Menyadari keresahan yang beredar di masyarakat, para pemilik modal kemudian menyadari perlunya semacam "jembatan" yang bisa memperbaiki hubungan dengan publik dan memunculkan saling pengertian. Tentunya, tidak tenang menjalani bisnis dengan reputasi buruk dan kerap dicela oleh masyarakat. Dari sinilah, profesi public relations terus berkembang hingga kini menjadi sebuah ilmu tersendiri yang dipelajari di bangku kuliah.
Bahkan, pada 1939, public relations menjadi "bintang" di industri jasa asuransi. Ketika itu, Temporary National Economic Committee di Amerika menyarankan agar strategi public relations dipakai dalam bisnis asuransi jiwa. Ide itu diterima dan dijalankan dengan baik oleh para pelaku bisnis dan ternyata memberi dampak yang sangat memuaskan.
Peran public relations makin lama, makin besar. Pebisnis mulai menyadari pentingnya citra bahwa bisnis tidak melulu soal produksi barang atau jasa dan penjualan. Public relations meluas ke berbagai sektor. Tidak hanya bisnis, jasa public relations juga digunakan oleh politisi, institusi sosial, pendidikan, dunia hiburan, maupun lembaga pemerintah.
Salah satu pionir public relations adalah Ivy L. Lee, yang bekerja untuk pebisnis besar John D. Rockefeller. Selain Ivy yang bekerja sebagai praktisi, ada juga akademisi Edward L. Bernays yang mengembangkan bidang keilmuan Public Relations dan mengkolaborasikan teknik-tekniknya dengan psikologi dan ilmu sosial lainnya. Saat ini, ada perusahaan yang memiliki staf atau divisi khusus public relations sendiri dalam organisasinya, tetapi banyak juga yang memakai jasa biro-biro public relations. Di Amerika sendiri, diperkirakan pekerja bidang public relations telah mencapai lebih dari 120.000 orang.
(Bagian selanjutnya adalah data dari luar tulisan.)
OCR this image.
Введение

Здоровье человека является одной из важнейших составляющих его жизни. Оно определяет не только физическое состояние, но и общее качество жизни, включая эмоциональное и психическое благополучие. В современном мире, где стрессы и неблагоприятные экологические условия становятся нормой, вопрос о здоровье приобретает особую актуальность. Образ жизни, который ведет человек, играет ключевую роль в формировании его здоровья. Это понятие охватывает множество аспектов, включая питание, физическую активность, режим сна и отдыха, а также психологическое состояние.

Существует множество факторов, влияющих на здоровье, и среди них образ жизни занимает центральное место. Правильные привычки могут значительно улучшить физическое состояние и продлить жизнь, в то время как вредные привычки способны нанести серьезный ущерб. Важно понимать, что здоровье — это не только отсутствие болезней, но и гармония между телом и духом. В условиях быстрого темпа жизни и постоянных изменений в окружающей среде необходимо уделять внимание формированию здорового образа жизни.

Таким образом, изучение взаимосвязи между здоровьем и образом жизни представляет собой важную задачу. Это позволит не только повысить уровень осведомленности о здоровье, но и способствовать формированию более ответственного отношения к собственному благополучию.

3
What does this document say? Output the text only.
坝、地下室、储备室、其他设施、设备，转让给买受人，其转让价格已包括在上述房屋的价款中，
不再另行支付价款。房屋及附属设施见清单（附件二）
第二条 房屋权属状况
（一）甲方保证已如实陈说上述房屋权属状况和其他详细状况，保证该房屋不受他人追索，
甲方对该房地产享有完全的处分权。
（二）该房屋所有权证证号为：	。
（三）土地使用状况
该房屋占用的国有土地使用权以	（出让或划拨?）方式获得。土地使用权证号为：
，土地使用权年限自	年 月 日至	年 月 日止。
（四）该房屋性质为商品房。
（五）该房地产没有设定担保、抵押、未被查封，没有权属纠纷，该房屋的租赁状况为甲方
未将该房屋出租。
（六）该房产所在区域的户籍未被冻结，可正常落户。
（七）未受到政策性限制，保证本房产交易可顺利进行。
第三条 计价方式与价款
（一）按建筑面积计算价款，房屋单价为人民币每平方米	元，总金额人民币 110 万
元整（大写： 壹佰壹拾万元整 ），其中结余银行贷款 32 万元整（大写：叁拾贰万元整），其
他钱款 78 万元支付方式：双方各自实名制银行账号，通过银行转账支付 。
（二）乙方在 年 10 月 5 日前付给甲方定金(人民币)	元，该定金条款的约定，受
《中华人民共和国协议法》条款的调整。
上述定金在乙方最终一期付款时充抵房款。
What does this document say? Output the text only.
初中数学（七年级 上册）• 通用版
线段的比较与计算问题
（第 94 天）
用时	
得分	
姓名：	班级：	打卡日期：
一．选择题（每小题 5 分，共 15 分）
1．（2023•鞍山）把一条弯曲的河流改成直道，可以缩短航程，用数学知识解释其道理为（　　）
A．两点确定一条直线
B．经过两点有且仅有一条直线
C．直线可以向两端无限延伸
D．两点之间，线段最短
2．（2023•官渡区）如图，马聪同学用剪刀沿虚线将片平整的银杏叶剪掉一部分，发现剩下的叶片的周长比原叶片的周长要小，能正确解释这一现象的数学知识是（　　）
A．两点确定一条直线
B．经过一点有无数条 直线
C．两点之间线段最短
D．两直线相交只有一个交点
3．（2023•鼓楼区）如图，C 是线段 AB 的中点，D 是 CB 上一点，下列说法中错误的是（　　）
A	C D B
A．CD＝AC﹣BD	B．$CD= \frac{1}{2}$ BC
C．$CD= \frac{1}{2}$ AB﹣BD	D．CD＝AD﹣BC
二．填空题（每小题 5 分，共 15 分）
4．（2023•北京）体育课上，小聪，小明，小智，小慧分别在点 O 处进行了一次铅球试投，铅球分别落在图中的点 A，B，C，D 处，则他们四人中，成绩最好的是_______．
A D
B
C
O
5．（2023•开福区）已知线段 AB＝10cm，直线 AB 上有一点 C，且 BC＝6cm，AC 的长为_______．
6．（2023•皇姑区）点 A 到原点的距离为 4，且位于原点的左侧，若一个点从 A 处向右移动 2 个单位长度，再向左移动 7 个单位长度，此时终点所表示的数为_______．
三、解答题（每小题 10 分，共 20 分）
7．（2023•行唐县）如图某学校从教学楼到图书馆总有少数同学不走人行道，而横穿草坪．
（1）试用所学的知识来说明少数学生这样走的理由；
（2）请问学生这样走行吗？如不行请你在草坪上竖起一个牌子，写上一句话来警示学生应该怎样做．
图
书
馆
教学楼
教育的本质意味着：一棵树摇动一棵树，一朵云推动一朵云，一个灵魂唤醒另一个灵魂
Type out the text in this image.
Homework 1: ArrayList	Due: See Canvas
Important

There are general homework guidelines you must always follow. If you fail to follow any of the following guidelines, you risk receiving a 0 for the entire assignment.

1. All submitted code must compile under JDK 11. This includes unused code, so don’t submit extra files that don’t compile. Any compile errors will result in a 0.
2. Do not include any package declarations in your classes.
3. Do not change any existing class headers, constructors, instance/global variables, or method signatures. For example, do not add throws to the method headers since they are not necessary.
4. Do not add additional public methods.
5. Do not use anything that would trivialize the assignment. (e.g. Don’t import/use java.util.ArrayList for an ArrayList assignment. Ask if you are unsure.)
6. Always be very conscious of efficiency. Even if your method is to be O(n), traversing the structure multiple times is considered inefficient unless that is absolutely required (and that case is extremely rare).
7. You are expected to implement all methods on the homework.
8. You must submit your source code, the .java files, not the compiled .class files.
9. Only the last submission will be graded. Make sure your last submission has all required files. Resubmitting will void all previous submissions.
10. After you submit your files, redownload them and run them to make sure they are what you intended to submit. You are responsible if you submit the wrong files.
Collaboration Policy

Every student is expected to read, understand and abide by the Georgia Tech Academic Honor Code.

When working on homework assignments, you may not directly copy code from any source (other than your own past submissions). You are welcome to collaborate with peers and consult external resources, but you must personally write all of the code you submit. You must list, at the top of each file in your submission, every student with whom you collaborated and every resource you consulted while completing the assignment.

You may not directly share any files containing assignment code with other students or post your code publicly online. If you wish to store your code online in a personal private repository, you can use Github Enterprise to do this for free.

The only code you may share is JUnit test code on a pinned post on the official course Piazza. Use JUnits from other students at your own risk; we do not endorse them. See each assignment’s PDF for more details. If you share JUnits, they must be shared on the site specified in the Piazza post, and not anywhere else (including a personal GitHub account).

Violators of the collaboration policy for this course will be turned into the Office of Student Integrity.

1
Sejarah Public Relations di Zaman Kuno

Kebudayaan kuno sudah mengenal berbagai aktivitas yang mirip dengan kegiatan public relations. Ptah hotep, seorang penasihat dari salah satu Firaun zaman Mesir Kuno menuliskan kebutuhan akan berkomunikasi secara sungguh-sungguh, membuat penonton tertarik, dan bersikap sesuai dengan apa yang dikatakan. Ini ditulis pada tahun 2.200 SM.
Para arkeolog telah menemukan buletin dan brosur kuno di wilayah Mesopotamia (kini menjadi wilayah Irak). Diperkirakan buletin dan brosur tersebut sudah ada sejak tahun 1.800 SM. Publikasi dalam lembaran batu ini berisi bahwa para petani harus menanami ladang, mengairi ladangnya, dan meningkatkan hasil pertanian serta perkebunan. Hal tersebut merupakan misi penting kerajaan yang berharap rakyatnya hidup makmur tak kekurangan makanan sehingga kerajaan menjadi sejahtera dan stabil.
Pada abad ke-5 Sebelum Masehi, di Yunani para penduduknya bisa mengemukakan pendapat mereka secara efektif. Para tokoh sophist mengajarkan ilmu-ilmu bicara di depan umum. Protagoras adalah salah seorang sophist terkemuka di zamannya. Selanjutnya 2 abad kemudian muncul Socrates yang menyatakan bahwa komunikasi efektif harus berdasarkan pada kenyataan yang ada. Muridnya, Plato, melanjutkan ajaran Socrates.
Meski demikian, Aristoteles-lah (murid dari Plato) yang berkontribusi terhadap gagasan dan teori komunikasi komtemporer. Aristoteles menganalisa komunikasi persuasif dan mengajarkan murid-muridnya cara menjadi pembicara yang efektif, terutama dengan mengembangkan argumen-argumen sopan tetapi menekan. Buku Aristoteles yang berjudul "Rhetoric" masih menjadi acuan ilmu komunikasi dan public relations hingga kini.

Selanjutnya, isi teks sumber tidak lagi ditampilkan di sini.